Il est des drames humanitaires qui n’attirent pas du tout l’intérêt des médias. C’est le cas de celui de la région du lac Tchad (Nigeria, Niger, Tchad, Cameroun).

soldats Boko Haram nigeria

Depuis quelques années Boko Haram, affilié à l’Etat islamique, sème la terreur dans le nord-est du Nigeria. On se souvient des 276 jeunes filles enlevées par ce groupe djihadiste dans l’Etat de Borno. Aujourd’hui, plusieurs autres pays de la région sont également gravement touchés par les attaques menées par ce qui est devenu l’Etat islamique en Afrique occidentale (EIAO). Au Niger par exemple, la ville de Diffa (600 000 habitants) vit constamment sous la menace des islamistes. Beaucoup de ses résidents quittent la ville pour essayer d’échapper à ces attaques meurtrières. Selon l’UNICEF, depuis 2014-2015, les enfants sont de plus en plus utilisés comme chair à canon: l’institution onusienne estime qu’une attaque-suicide sur cinq au Nigeria et au Cameroun est perpétrée par des enfants, dont les trois quarts par des filles.

Le CICR évalue à 2,8 millions les personnes chassées de chez elles par le conflit qui oppose les forces gouvernementales nigérianes au groupe Boko Haram. Un communiqué du CICR évoque la situation en termes alarmistes: «Traumatisées par les horreurs qu’elles ont vécues, [ces personnes] essaient de survivre malgré tout. Les communautés d’accueil, qui doivent partager leurs maigres ressources avec les nouveaux arrivants, sont elles aussi mises à rude épreuve. La situation est critique: plus de 223 000 enfants souffrent de malnutrition sévère dans la région et environ 9,2 millions de personnes ont besoin d’une aide d’urgence.»

Dans ce contexte, le CICR a intensifié ses activités humanitaires dans la région. Le directeur des opérations signale «qu’il y a une grave pénurie de nourriture. (…) Les plus jeunes sont particulièrement touchés: pas un jour ne se passe sans qu’un enfant meure de malnutrition.»

Parmi les organisations présentes sur le terrain, le CICR et les Sociétés de Croix-Rouge locales ont distribué des vivres à plus de 300 000 personnes déplacées au Nigeria, au Cameroun et au Niger, tandis que 15 000 personnes déplacées ont reçu du matériel pour la construction d’abris d’urgence dans deux Etats du Nigeria, Borno et Adamawa. Les besoins médicaux sont également importants: 500 blessés de guerre ont été dénombrés dans les hôpitaux de Diffa (Niger) et de Maiduguri (Nigeria).
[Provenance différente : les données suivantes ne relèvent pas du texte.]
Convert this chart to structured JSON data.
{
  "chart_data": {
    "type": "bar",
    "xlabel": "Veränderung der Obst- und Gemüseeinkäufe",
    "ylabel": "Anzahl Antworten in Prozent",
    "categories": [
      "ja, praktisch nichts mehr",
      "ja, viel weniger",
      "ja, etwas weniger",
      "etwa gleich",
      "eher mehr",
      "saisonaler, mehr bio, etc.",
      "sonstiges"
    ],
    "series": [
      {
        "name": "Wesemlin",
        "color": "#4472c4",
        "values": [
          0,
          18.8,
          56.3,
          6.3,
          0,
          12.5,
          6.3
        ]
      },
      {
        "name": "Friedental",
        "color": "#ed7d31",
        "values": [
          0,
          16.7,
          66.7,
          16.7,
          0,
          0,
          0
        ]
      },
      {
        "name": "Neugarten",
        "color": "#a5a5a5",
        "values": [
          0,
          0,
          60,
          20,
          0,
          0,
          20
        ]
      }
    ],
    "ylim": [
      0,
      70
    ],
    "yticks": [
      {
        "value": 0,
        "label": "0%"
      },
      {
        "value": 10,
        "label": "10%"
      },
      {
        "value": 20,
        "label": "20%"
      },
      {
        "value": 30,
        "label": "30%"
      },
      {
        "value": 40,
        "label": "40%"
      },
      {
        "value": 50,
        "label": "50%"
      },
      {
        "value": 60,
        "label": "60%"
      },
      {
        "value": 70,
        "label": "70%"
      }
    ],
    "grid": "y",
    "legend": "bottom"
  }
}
Le conflit entraîne aussi des arrestations de plus en plus nombreuses. Le CICR visite des détenus dans toute la région pour examiner leurs conditions de vie et le traitement qui leur est réservé. Il lutte aussi contre la malnutrition dans les prisons, car les autorités sont dépassées par les événements.

Au vu de l’énormité des besoins, tous ces efforts restent largement insuffisants. Hélas, la communauté internationale, tant au plan humanitaire que politique, demeure plutôt indifférente. Le rôle des médias serait crucial pour sensibiliser l’opinion et les gouvernements au conflit le plus sanglant d’Afrique.